Looking at the attack vector in action, Klein explains, “When a user browses to the targeted bank a message is injected presenting a ‘new’ mandatory security measure, enforced by the bank, in order to use its online banking service. The initiative pretends to be an Android application that protects the phone’s SMS messages from being intercepted and will protect the user against fraud. How’s that for irony!”
Once the user clicks on “set the application” he is given further instructions to walk him though downloading and installing the application.
To complete the installation, the user is instructed to dial the number “325000”; the call is intercepted by the Android malware and an alleged activation code is presented, to be submitted later into the “bank’s site”. Besides concealing the true nature of the application, this “activation code” does not serve any legitimate purpose.
Once the Trojan has successfully installed, all incoming SMS messages are intercepted and transferred to the attacker’s Command and Control server. A code snippet is run when an SMS is received, creating a string, which will later be appended as a query string to a GET HTTP request, to be sent to the attacker’s drop zone.

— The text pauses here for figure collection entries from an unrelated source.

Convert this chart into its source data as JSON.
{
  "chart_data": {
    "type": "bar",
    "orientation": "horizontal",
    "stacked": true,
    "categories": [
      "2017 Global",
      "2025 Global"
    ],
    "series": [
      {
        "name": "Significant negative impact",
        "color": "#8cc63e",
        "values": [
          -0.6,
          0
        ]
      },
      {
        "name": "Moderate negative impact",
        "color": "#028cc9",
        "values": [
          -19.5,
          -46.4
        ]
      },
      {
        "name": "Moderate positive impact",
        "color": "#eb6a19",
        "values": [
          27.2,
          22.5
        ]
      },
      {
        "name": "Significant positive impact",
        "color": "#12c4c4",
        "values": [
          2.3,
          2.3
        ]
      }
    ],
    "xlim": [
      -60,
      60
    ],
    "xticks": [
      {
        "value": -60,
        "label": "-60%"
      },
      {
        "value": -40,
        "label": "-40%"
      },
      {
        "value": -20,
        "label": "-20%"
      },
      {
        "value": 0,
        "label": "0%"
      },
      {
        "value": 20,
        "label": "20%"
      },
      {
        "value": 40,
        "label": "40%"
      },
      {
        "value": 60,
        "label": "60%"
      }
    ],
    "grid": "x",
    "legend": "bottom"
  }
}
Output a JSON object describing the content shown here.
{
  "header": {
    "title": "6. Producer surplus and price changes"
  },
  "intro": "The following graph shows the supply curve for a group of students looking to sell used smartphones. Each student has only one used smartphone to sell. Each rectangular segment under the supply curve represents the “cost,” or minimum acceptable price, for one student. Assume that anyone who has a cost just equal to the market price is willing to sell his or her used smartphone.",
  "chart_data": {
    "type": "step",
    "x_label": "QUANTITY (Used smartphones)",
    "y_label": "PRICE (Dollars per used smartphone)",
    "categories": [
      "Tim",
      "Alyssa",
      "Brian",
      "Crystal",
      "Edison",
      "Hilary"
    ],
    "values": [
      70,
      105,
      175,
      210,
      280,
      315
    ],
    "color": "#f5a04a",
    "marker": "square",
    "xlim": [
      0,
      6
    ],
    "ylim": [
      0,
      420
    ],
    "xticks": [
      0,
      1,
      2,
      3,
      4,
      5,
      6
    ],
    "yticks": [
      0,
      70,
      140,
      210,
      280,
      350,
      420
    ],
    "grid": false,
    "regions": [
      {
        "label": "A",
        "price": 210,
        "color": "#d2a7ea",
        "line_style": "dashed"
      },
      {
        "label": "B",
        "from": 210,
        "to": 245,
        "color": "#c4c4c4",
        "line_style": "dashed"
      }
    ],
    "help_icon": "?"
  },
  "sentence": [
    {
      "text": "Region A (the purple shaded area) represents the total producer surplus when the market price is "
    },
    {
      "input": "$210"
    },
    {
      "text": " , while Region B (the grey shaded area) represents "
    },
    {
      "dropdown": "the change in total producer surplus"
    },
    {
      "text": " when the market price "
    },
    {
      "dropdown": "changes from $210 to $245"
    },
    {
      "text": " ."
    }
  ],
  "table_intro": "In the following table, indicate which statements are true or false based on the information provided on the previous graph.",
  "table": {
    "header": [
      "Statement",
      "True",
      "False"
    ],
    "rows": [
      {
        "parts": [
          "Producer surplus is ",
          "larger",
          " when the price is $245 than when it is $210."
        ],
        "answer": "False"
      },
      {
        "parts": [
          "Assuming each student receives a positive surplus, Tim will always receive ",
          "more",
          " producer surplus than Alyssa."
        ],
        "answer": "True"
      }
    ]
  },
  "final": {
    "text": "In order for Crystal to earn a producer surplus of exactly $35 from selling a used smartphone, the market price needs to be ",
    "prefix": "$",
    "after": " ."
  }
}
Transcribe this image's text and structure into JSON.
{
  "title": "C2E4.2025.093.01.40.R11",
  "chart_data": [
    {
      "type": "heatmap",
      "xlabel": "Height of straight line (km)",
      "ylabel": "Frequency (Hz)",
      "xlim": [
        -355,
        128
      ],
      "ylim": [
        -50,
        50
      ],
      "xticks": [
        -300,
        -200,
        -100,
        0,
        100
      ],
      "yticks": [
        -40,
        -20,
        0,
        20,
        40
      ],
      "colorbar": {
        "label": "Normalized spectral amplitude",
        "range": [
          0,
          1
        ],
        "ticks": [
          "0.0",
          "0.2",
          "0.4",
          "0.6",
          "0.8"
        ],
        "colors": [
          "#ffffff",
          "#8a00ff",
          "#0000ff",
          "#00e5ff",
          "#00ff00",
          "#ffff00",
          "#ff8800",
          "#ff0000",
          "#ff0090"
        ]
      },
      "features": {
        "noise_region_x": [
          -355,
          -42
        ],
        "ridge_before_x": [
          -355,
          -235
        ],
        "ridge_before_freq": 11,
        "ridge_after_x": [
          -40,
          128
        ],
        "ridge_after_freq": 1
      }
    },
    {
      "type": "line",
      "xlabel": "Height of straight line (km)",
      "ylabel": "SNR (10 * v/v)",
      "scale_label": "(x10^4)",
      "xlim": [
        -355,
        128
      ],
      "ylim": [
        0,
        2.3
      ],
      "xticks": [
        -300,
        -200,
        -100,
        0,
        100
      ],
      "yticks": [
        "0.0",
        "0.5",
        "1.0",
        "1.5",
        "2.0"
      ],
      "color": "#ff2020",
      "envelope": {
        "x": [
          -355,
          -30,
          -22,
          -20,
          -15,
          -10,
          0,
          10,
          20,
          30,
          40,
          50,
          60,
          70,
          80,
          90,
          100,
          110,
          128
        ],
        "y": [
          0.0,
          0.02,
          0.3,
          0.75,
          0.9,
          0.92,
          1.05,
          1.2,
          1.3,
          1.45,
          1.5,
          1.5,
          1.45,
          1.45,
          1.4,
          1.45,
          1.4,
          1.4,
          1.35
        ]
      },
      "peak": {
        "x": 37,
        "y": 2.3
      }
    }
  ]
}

“When examining the drop URLs, four of the domain names in use are not registered – yet!” Klein adds. “However, one of them is not new in relation to SpyEye – the domain “124ffsaf.com’, and has actually been “hopping’ around different IPs in several locations around the world. This attack, at the moment, is yet to gain momentum but that’s just a matter of time. This is a very real early warning and I’m pretty sure it’s only just started. I’m tempted to say ‘to be continued-Â¦'”
“What makes all of this so scary is that the application is not visible on the device’s dashboard, making it virtually undetectable, so users are not aware of its presence and will struggle to get rid of it.”